WGAD
- Rainbow City, Alabama; United States;
- Broadcast area: Gadsden, Alabama
- Frequency: 930 kHz
- Branding: AM 930 FM 103.9 WGAD

Programming
- Format: Oldies

Ownership
- Owner: Jeff Beck; (The Jeff Beck Broadcasting Group, LLC);
- Sister stations: WTDR-FM, WFZX, WTDR, WWGC

History
- First air date: 1951 (as WETO)
- Former call signs: WETO (1951–1963) WJBY (1963–1981) WKFX (1981–1986) WJBY (1986–2007) WGAD (2007–2011) WJBY (2011–2012)

Technical information
- Licensing authority: FCC
- Facility ID: 22995
- Class: B
- Power: 5,000 watts (day) 500 watts (night)
- Transmitter coordinates: 33°59′08″N 86°02′15″W﻿ / ﻿33.98556°N 86.03750°W
- Translator: 103.9 W280ER (Anniston)

Links
- Public license information: Public file; LMS;
- Webcast: Listen Live

= WGAD =

WGAD (930 AM) is a radio station licensed to serve Rainbow City, Alabama, United States. It operates at 930 kilohertz, with a daytime power of 5,000 watts non-directional, and 500 watts directional at night. Established in 1951, the station is currently owned by Jeff Beck and the broadcast license is held by Gadsden Radio Media, LLC.

==Programming==
WGAD broadcasts an oldies format to the greater Gadsden, Alabama, area. Weekend programming features special shows from Scott Shannon, Dick Bartley, and Gadsden's own Bob Mayben. July 2007 when the station changed formats, they launched a live and local morning show. The show maintained the same host but changed co-hosts several times before the show was taken off the air in November 2008.

==History==
The 930 frequency came to Gadsden when local druggist "Doc" Cary Graham put WETO on the air in 1950. WETO operated with 1,000 watts daytime only. In 1963 Gadsden radio veteran Charlie "B" Boman bought the station from Mr. Graham, and began a series of upgrades, both to the station and its image. From its original location in the rear of "Doc's" drug store, Boman moved to the Life of Alabama Insurance building on the main street of town, and installed all new equipment. Boman had begun his radio career at the original WJBY, and found those call letters to be available, so the heritage call returned to the air at the 930 spot on the dial, late in 1963. Boman also raised the power to 5,000 watts, while still a daytime station. In the early to middle seventies, the station enjoyed popularity as a contemporary music station under Program Director Bob Mayben, who patterned the presentation after pop stations in large markets. In the late 1970s Boman sold WJBY to Hinton Mitchem and Gordon Henderson, who added the night time signal and erected four new towers.

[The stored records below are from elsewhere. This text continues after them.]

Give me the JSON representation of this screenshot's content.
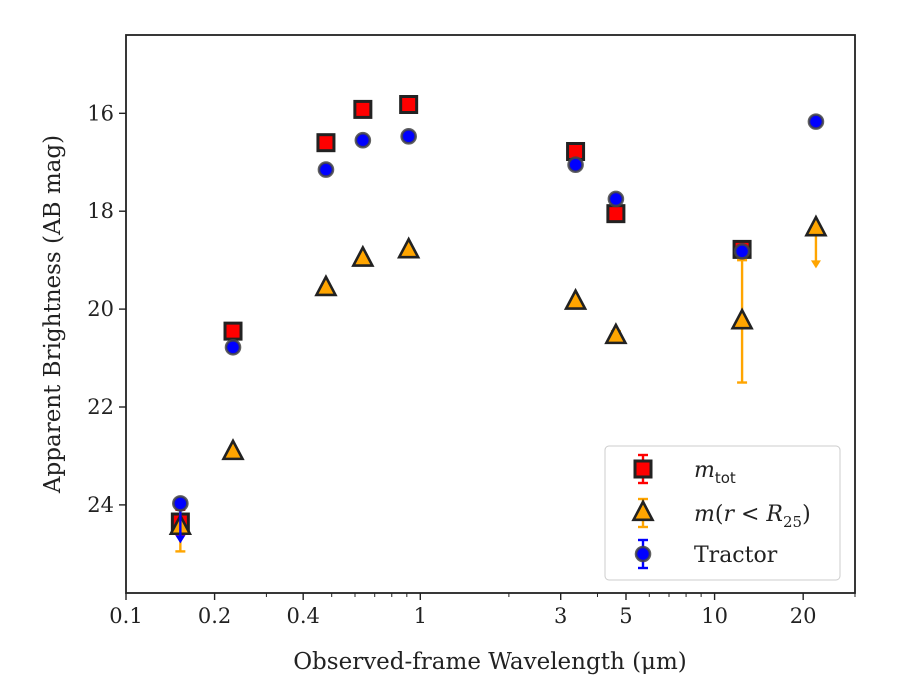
{
  "chart_data": {
    "type": "scatter",
    "title": "",
    "xlabel": "Observed-frame Wavelength (μm)",
    "ylabel": "Apparent Brightness (AB mag)",
    "xscale": "log",
    "xlim": [
      0.1,
      30
    ],
    "ylim": [
      25.8,
      14.4
    ],
    "y_inverted": true,
    "x_major_ticks": [
      0.1,
      0.2,
      0.4,
      1,
      3,
      5,
      10,
      20
    ],
    "x_tick_labels": [
      "0.1",
      "0.2",
      "0.4",
      "1",
      "3",
      "5",
      "10",
      "20"
    ],
    "y_ticks": [
      16,
      18,
      20,
      22,
      24
    ],
    "y_tick_labels": [
      "16",
      "18",
      "20",
      "22",
      "24"
    ],
    "grid": false,
    "legend_position": "bottom-right",
    "series": [
      {
        "name": "m_tot",
        "marker": "square",
        "color": "#ff0000",
        "edgecolor": "#222222",
        "errcolor": "#ff0000",
        "points": [
          {
            "x": 0.153,
            "y": 24.35,
            "err": 0.25
          },
          {
            "x": 0.231,
            "y": 20.45,
            "err": 0.0
          },
          {
            "x": 0.478,
            "y": 16.6,
            "err": 0.0
          },
          {
            "x": 0.638,
            "y": 15.92,
            "err": 0.0
          },
          {
            "x": 0.913,
            "y": 15.82,
            "err": 0.0
          },
          {
            "x": 3.37,
            "y": 16.78,
            "err": 0.0
          },
          {
            "x": 4.62,
            "y": 18.05,
            "err": 0.0
          },
          {
            "x": 12.4,
            "y": 18.78,
            "err": 0.1
          }
        ]
      },
      {
        "name": "m(r < R25)",
        "marker": "triangle",
        "color": "#ffa500",
        "edgecolor": "#222222",
        "errcolor": "#ffa500",
        "points": [
          {
            "x": 0.153,
            "y": 24.45,
            "err": 0.5
          },
          {
            "x": 0.231,
            "y": 22.92,
            "err": 0.0
          },
          {
            "x": 0.478,
            "y": 19.57,
            "err": 0.0
          },
          {
            "x": 0.638,
            "y": 18.97,
            "err": 0.0
          },
          {
            "x": 0.913,
            "y": 18.8,
            "err": 0.0
          },
          {
            "x": 3.37,
            "y": 19.85,
            "err": 0.0
          },
          {
            "x": 4.62,
            "y": 20.55,
            "err": 0.1
          },
          {
            "x": 12.4,
            "y": 20.25,
            "err": 1.25
          },
          {
            "x": 22.1,
            "y": 18.35,
            "err": 0.0,
            "upper_limit": true
          }
        ]
      },
      {
        "name": "Tractor",
        "marker": "circle",
        "color": "#0000ff",
        "edgecolor": "#444444",
        "errcolor": "#0000ff",
        "points": [
          {
            "x": 0.153,
            "y": 23.97,
            "err": 0.0,
            "upper_limit": true
          },
          {
            "x": 0.231,
            "y": 20.78,
            "err": 0.0
          },
          {
            "x": 0.478,
            "y": 17.15,
            "err": 0.0
          },
          {
            "x": 0.638,
            "y": 16.55,
            "err": 0.0
          },
          {
            "x": 0.913,
            "y": 16.47,
            "err": 0.0
          },
          {
            "x": 3.37,
            "y": 17.05,
            "err": 0.0
          },
          {
            "x": 4.62,
            "y": 17.75,
            "err": 0.0
          },
          {
            "x": 12.4,
            "y": 18.82,
            "err": 0.0
          },
          {
            "x": 22.1,
            "y": 16.17,
            "err": 0.0
          }
        ]
      }
    ]
  }
}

In 2011, the station was sold to Jeff Beck.

==Frequency swap==
On October 4, 2007, the WJBY call sign was moved from 930 AM to 1350 AM while sister station WGAD in Gadsden had its call sign moved from 1350 AM to 930 AM. In October 2010, the stations began the process to regain their original (prior to 2007) call letters. The station on 930 AM went dark on October 10, 2010, and regained the "WJBY" call sign on January 19, 2011. WJBY resumed normal broadcast operations on September 12, 2011. On September 20, 2012, the station changed its call sign back to WGAD.

On August 30, 2013 WGAD changed their format to adult hits, and in 2015 moved to a broad oldies format.